In a Georgia College Town, Cameras Offer Better Picture of Game Crowds

Sept. 19, 2005
Networked surveillance cameras record antics of revelers in Georgia college football town

ATHENS, Ga. (AP) - A shoulder-to-shoulder crowd of revelers spilled outside the bars in downtown Athens and into the streets last weekend after the Georgia Bulldogs eked out a victory over rival South Carolina. A block away, an anxious crowd testily waited their turn to enter a packed strip club.

Through it all, the tens of thousands who crammed the city were constantly watched by an eye in the sky.

Well, 15 eyes to be exact.

Amid the partying, a newly installed network of 15 cameras constantly transmitted images from downtown Athens to a control center where dispatchers describe for officers what they can't see themselves on the ground.

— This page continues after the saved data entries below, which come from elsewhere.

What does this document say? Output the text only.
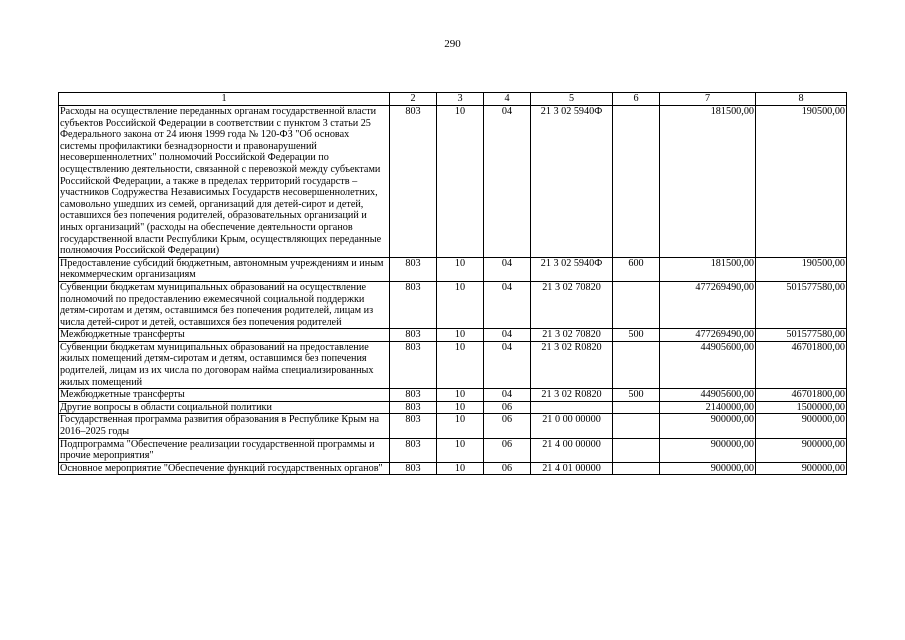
290
1	2	3	4	5	6	7	8
Расходы на осуществление переданных органам государственной власти субъектов Российской Федерации в соответствии с пунктом 3 статьи 25 Федерального закона от 24 июня 1999 года № 120-ФЗ "Об основах системы профилактики безнадзорности и правонарушений несовершеннолетних" полномочий Российской Федерации по осуществлению деятельности, связанной с перевозкой между субъектами Российской Федерации, а также в пределах территорий государств – участников Содружества Независимых Государств несовершеннолетних, самовольно ушедших из семей, организаций для детей-сирот и детей, оставшихся без попечения родителей, образовательных организаций и иных организаций" (расходы на обеспечение деятельности органов государственной власти Республики Крым, осуществляющих переданные полномочия Российской Федерации)	803	10	04	21 3 02 5940Ф		181500,00	190500,00
Предоставление субсидий бюджетным, автономным учреждениям и иным некоммерческим организациям	803	10	04	21 3 02 5940Ф	600	181500,00	190500,00
Субвенции бюджетам муниципальных образований на осуществление полномочий по предоставлению ежемесячной социальной поддержки детям-сиротам и детям, оставшимся без попечения родителей, лицам из числа детей-сирот и детей, оставшихся без попечения родителей	803	10	04	21 3 02 70820		477269490,00	501577580,00
Межбюджетные трансферты	803	10	04	21 3 02 70820	500	477269490,00	501577580,00
Субвенции бюджетам муниципальных образований на предоставление жилых помещений детям-сиротам и детям, оставшимся без попечения родителей, лицам из их числа по договорам найма специализированных жилых помещений	803	10	04	21 3 02 R0820		44905600,00	46701800,00
Межбюджетные трансферты	803	10	04	21 3 02 R0820	500	44905600,00	46701800,00
Другие вопросы в области социальной политики	803	10	06			2140000,00	1500000,00
Государственная программа развития образования в Республике Крым на 2016–2025 годы	803	10	06	21 0 00 00000		900000,00	900000,00
Подпрограмма "Обеспечение реализации государственной программы и прочие мероприятия"	803	10	06	21 4 00 00000		900000,00	900000,00
Основное мероприятие "Обеспечение функций государственных органов"	803	10	06	21 4 01 00000		900000,00	900000,00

The $130,000 surveillance system faced its greatest test yet last weekend after tens of thousands of fans flooded the streets and sidewalks of the college town after the key football matchup.

Officers hope the system will come in handy for the crush of visitors that arrive each home game, including the Saturday game against the University of Louisiana at Monroe.

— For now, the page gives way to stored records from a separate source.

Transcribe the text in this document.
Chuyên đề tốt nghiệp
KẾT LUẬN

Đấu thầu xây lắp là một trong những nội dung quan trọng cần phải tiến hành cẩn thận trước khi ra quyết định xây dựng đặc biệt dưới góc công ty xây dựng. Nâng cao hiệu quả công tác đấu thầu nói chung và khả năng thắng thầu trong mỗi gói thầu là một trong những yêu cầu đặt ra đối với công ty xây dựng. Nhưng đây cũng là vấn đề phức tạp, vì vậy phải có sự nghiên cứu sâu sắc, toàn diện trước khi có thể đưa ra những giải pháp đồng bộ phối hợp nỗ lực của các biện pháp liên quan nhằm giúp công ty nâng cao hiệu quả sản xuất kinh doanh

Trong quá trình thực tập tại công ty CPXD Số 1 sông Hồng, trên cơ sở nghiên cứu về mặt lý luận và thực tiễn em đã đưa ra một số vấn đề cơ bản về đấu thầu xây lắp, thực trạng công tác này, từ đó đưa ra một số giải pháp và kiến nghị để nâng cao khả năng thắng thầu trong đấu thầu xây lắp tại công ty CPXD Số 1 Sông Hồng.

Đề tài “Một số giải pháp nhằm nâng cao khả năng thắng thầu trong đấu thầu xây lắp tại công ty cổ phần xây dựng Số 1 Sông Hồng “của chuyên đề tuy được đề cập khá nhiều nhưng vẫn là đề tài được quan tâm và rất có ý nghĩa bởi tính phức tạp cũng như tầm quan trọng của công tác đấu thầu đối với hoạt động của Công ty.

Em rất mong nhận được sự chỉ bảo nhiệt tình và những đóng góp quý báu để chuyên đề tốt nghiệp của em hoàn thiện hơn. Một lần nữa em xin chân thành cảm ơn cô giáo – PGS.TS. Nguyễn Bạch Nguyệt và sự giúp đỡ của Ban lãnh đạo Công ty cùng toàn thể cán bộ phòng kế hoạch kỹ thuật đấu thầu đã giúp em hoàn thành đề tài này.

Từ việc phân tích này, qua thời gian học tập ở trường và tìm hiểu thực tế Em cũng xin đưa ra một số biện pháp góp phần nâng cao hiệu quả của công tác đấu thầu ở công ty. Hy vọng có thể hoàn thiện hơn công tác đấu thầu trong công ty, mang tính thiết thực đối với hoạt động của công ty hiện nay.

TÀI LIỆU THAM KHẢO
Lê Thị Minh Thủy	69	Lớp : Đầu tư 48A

Police say the system has so far worked. Officers arrested 48 post-game revelers and issued 313 citations, mostly for alcohol-related violations, but none for major crimes.

"The goal for it is to deter crime and provide an extra set of eyes for police officers in an environment where there's as much as could be going on," said Mayor Heidi Davison.

The cameras are placed strategically at downtown hot spots and are monitored by the police 911 dispatch center. The system was approved by county commissioners a year after a teen was shot to death outside a downtown nightclub after a Georgia home game.

The police keep contact with officials at the control center, who scan the bank of cameras for anything out of the normal.

"We're looking for things that need attention for law enforcement, like a fight about to happen or an unruly crowd," said police Capt. Mike Shockley, "but a lot of it is just trying to determine what the crowds are like."